Canadian women play for Rio
Only one Olympic berth available among 10 teams at Edmonton tournament
EDMONTON— You know them as Pan Am Games gold medallists, a good team that broke through on a big home stage to win over more admirers and fans and the first senior basketball gold medal in Canadian history.
But that was simply their opening act, an introductory prelude to the summer’s main task, a fun five-game run.
The real work starts here Sunday for the Canadian women’s basketball team as it chases what is seen as a program-altering berth in the 2016 Rio Olympics.
“I think qualifying a year in advance would change everything,” said Lizanne Murphy, the veteran forward from Beaconsfield, Que.
Winning the 10-team tournament that kicks off Sunday afternoon at the Saville Centre here would give Canada a chance to truly set itself up for a medal run in Rio.
Players would be able to tailor training programs and set up professional seasons that dovetail with what’s needed for Canada to improve on its fifth-place finish at the 2014 world championships and its top eight placing at the 2012 London Olympics.
Instead of having to qualify in a last-chance tournament like they did in 2012— earning a London berth on Canada Day that year and less than a month before the start of the Olympics — they would have ample time to put a solid training program in place. “If we qualify . . . for the next 11 months, I’m going to have one thing on my mind,” said guard Shona Thorburn of Hamilton. “We haven’t ever experienced that before, you can work on fine-tuning a few things because you know that’s all you’re worried about.”
It won’t be easy but Canada does go into the tournament as a big favou- rite and coming off a 5-0 record at the Pan Am Games in Toronto against much the same opposition.
Cuba, which played Canada to a three-point game at the Pan Am Games, is seen as the biggest obstacle because the United States doesn’t have to qualify by virtue of its 2014 world championship and isn’t even entered here.
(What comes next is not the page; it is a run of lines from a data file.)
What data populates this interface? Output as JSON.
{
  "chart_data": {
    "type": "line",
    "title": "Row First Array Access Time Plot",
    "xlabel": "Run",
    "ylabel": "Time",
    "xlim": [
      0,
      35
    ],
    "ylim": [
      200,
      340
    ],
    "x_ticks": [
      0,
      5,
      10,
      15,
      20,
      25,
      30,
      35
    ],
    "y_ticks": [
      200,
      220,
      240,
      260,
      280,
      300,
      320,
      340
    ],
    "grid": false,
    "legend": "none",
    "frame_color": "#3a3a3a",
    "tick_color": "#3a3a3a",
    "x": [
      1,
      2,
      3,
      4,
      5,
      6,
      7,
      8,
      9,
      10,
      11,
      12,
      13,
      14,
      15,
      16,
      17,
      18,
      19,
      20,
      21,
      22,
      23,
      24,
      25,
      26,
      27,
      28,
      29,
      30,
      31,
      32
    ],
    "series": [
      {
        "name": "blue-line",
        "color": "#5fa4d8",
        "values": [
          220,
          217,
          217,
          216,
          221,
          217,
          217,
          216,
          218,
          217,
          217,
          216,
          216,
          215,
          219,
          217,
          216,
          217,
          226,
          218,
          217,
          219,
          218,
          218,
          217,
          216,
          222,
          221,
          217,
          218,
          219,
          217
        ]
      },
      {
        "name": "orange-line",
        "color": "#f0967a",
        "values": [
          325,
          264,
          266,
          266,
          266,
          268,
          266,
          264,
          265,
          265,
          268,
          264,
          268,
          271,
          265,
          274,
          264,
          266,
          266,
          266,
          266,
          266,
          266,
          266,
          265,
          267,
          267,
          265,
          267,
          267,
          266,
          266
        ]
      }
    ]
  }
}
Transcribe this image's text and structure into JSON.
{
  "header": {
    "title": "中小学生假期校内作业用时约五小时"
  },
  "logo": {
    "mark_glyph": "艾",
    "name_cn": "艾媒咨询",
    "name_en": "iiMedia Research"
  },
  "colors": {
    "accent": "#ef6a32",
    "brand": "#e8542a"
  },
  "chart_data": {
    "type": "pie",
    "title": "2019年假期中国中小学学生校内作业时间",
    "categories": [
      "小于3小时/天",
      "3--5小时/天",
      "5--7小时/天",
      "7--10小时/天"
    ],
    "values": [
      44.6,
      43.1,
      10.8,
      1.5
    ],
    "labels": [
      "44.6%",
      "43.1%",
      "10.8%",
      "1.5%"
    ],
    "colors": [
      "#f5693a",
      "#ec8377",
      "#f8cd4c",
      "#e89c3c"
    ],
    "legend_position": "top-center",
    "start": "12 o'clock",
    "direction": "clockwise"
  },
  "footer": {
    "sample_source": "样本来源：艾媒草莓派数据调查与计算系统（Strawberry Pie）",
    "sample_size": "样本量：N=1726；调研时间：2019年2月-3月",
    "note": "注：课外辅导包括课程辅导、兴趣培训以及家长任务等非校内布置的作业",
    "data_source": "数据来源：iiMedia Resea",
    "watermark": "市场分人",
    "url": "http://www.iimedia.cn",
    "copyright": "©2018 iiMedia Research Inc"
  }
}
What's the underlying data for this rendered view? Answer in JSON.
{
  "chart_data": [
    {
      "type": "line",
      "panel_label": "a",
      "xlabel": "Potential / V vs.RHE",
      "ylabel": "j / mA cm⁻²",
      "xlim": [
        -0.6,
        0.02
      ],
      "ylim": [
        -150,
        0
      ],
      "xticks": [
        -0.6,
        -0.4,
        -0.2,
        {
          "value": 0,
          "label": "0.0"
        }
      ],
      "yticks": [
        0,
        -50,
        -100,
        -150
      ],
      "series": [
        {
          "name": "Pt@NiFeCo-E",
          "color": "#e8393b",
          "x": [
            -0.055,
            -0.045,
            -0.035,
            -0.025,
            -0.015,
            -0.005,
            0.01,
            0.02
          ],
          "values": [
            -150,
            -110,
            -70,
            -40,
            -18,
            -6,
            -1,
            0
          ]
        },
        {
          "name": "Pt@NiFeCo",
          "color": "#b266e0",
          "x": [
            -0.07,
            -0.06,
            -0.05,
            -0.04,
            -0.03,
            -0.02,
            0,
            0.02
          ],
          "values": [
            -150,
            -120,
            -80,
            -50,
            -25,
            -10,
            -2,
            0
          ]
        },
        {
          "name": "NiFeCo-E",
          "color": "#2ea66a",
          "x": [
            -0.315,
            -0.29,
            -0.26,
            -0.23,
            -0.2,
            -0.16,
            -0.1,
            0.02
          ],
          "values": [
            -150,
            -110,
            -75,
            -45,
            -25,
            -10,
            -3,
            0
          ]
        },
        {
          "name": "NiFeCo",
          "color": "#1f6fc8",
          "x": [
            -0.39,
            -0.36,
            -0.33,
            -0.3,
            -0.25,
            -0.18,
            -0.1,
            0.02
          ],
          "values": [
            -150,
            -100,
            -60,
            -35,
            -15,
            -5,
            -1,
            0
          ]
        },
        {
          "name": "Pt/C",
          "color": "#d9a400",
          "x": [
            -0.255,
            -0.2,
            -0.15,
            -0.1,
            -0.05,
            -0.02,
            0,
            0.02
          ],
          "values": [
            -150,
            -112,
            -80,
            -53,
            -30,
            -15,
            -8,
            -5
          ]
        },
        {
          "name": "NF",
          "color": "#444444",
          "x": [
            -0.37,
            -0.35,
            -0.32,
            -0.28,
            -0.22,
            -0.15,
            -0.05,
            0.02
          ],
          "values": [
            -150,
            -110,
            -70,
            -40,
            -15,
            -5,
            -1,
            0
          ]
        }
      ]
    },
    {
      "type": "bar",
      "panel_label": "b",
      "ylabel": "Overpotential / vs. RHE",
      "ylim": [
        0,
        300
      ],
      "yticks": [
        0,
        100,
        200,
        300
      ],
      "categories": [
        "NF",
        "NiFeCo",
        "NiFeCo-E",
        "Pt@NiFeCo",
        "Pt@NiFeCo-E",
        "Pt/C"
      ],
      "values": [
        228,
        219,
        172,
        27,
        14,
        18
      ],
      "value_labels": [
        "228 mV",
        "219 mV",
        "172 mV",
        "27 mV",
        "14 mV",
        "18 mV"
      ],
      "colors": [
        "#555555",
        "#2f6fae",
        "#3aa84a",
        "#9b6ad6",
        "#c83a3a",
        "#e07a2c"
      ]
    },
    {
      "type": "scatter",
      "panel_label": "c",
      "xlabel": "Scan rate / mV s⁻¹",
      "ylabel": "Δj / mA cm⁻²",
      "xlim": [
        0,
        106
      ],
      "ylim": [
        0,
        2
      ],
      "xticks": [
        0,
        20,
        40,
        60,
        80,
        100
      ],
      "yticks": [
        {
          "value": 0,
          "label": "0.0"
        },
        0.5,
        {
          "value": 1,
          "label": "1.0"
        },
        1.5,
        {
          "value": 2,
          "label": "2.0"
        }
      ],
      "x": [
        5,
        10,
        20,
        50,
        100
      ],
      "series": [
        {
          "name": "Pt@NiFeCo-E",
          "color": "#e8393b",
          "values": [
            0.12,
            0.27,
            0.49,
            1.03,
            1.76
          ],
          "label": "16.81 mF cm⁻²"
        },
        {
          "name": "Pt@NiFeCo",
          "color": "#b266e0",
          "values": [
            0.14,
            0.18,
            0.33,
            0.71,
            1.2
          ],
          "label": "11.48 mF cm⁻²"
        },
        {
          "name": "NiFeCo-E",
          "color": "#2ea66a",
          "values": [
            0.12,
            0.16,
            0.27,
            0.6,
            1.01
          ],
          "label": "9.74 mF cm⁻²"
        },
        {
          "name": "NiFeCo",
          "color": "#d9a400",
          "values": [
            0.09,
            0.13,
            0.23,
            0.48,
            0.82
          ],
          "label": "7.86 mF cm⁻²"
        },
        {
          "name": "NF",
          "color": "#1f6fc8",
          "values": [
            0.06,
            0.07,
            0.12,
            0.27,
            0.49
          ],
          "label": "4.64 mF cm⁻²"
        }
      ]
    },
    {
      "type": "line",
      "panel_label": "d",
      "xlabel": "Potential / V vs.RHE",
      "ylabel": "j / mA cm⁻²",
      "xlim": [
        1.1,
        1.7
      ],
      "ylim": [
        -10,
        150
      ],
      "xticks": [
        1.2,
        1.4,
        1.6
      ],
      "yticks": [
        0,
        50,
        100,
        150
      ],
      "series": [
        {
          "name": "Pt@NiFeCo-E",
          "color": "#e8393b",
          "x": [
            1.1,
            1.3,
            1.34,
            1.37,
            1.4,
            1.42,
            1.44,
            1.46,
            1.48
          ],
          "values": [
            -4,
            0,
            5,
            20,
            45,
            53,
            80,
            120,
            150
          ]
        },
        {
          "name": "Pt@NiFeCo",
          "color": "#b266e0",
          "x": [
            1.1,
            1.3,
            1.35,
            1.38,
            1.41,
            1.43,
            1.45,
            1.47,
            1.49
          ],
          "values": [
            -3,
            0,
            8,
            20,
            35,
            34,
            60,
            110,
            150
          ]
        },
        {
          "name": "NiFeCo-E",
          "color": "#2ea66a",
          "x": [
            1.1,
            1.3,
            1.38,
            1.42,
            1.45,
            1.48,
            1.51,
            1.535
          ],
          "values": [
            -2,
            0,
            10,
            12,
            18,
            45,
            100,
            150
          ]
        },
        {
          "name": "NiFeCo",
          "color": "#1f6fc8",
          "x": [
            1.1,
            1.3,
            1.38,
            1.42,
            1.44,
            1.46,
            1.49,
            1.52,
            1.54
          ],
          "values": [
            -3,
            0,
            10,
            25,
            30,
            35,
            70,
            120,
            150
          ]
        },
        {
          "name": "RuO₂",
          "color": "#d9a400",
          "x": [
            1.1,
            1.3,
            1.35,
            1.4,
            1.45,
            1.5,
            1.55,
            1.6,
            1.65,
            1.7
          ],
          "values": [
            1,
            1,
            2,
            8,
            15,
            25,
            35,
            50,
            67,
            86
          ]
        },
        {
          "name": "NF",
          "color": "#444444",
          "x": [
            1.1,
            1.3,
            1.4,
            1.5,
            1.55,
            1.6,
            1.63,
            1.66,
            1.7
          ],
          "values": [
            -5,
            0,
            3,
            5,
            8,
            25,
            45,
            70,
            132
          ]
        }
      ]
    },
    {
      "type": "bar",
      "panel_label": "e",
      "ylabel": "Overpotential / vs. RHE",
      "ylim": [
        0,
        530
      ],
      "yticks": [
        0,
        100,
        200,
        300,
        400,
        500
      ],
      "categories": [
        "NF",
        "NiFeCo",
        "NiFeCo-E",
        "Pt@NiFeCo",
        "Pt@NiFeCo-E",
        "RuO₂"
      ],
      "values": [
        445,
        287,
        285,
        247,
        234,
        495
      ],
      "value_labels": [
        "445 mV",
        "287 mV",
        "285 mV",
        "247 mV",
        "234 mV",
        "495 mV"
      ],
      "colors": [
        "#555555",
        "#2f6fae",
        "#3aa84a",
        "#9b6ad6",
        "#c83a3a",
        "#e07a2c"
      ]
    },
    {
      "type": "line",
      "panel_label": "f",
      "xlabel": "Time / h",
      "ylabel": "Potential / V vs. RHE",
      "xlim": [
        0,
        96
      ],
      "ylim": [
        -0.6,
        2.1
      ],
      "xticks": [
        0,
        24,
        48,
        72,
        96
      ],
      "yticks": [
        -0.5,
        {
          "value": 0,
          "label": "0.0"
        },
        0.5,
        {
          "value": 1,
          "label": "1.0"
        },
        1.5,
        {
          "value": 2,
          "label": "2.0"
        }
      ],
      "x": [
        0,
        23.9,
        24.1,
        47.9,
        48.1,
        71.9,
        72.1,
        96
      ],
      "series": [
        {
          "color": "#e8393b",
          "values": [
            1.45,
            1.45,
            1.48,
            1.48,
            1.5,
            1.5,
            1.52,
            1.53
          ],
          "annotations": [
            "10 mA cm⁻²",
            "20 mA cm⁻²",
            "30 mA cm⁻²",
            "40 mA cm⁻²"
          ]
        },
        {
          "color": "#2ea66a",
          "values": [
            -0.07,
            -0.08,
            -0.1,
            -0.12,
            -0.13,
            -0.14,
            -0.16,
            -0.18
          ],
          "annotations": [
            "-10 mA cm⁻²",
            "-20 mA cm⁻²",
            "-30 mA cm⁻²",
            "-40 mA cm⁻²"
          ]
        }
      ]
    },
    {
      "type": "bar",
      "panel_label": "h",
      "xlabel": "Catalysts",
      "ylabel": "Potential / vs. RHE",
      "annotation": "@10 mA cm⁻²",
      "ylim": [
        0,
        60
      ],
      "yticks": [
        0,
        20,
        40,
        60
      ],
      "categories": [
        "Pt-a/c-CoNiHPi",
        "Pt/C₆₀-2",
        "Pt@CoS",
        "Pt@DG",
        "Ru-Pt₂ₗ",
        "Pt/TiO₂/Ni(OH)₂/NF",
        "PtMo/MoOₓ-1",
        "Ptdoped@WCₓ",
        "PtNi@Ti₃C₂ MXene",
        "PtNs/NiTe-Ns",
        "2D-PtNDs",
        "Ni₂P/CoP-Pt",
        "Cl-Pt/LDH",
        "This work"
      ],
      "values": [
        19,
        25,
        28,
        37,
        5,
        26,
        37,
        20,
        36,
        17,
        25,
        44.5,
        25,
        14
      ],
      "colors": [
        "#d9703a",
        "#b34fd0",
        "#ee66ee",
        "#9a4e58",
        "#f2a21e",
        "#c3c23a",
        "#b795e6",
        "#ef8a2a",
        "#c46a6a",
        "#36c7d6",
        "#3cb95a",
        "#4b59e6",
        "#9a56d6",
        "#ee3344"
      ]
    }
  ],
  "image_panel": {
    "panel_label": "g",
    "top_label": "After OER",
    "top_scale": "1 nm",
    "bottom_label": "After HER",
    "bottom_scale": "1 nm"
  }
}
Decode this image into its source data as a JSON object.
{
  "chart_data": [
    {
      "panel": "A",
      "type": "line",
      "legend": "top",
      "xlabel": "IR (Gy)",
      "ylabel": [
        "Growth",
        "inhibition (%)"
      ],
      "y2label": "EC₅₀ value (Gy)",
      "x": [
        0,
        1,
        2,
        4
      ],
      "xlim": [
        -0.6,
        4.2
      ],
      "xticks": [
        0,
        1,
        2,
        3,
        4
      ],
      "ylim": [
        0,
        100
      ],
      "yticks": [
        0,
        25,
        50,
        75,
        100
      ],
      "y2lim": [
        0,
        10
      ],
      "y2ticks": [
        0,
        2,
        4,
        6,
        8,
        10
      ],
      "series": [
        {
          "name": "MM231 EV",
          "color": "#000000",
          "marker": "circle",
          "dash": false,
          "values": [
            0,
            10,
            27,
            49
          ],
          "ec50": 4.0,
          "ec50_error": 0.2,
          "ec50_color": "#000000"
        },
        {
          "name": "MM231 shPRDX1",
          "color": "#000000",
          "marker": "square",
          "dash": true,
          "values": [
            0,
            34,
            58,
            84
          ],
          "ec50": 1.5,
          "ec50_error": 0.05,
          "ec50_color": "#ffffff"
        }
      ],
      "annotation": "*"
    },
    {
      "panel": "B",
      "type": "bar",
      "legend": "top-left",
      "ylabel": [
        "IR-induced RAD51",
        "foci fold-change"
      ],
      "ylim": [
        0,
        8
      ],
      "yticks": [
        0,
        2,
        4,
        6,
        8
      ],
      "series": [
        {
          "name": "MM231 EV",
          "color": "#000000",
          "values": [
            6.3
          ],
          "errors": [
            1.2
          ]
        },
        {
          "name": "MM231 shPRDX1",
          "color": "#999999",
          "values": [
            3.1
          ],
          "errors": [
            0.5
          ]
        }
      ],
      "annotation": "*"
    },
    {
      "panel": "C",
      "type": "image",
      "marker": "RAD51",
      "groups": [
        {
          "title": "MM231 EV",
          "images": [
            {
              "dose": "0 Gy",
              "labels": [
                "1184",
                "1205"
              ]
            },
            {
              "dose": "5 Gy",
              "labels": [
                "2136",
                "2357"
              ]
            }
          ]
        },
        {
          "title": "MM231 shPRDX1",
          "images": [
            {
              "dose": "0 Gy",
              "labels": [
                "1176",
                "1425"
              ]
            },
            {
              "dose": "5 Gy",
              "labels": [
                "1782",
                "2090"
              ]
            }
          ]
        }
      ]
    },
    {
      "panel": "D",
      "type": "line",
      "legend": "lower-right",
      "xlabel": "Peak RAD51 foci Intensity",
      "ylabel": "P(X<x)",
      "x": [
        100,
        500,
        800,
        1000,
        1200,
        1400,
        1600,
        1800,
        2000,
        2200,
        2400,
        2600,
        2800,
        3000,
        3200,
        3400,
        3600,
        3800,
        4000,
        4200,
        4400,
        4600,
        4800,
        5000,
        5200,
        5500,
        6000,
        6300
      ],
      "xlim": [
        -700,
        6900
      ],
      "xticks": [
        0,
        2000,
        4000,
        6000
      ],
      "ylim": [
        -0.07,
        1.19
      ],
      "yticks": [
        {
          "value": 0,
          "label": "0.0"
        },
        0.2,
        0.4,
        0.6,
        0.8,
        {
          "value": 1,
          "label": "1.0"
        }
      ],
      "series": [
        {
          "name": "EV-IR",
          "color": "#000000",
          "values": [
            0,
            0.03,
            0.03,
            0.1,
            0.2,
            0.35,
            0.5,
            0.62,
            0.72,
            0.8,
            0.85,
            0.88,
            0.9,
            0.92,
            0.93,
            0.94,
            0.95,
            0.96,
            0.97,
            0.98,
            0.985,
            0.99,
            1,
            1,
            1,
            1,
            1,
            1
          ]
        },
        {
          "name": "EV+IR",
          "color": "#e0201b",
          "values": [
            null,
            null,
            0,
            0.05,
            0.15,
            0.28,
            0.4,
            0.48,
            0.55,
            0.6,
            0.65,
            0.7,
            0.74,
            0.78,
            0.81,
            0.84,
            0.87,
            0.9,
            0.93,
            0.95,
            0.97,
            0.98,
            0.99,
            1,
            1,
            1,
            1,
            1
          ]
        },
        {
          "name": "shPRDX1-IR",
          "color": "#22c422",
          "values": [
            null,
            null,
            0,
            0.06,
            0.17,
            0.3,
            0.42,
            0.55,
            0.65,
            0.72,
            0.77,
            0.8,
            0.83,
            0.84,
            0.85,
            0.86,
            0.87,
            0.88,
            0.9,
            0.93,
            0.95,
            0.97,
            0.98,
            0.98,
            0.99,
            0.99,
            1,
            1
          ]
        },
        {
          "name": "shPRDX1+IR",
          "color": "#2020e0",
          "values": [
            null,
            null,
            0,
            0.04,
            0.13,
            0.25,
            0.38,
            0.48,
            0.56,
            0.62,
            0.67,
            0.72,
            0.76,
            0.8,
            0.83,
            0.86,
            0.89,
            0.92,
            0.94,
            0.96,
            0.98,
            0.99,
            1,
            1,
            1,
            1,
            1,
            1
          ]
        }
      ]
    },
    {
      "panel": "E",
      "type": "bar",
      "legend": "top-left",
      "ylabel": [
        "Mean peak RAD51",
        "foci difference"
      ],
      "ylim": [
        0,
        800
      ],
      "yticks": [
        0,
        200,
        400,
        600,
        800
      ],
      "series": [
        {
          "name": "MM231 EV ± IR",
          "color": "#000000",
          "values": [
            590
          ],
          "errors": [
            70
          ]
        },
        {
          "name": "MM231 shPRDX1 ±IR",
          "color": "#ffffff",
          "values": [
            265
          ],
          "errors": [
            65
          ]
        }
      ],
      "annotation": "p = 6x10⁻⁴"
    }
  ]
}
But neither Canada nor Cuba showed all its offence and defence in Toronto because each team knows this tournament is so much more important.
Young Canadian guards Kia Nurse of Hamilton, Miah-Marie Langlois of Windsor, Ont., and Montreal’s Nirra Fields can expect far more trapping and pressing and Canadian head coach Lisa Thomaidis has been finetuning her team since in it re-as- sembled here for training just over a week ago.
And despite the breakout Pan Am Games for the young trio — Nurse had 33 points in the gold medal game — Thomaidis saw the need for improvement.
“We can always grow and get better, especially with the young guards,” Thomaidis said after her team beat the United States in Toronto. “When you’re their coach, you always see their weaknesses and all of the things they can do better. There’s certainly room for growth there.”
Still, the chance to have another full year to improve with an Olympic berth locked up is intriguing.
“If you qualify the year before, it’s going to be eyes on the podium, we can medal, not ‘hopefully we’ll get there,’ ” said Murphy. “And that will change everything, other countries won’t have that, if we can directly qualify, the team will be focused, it can be building towards Rio and not building towards qualifying.”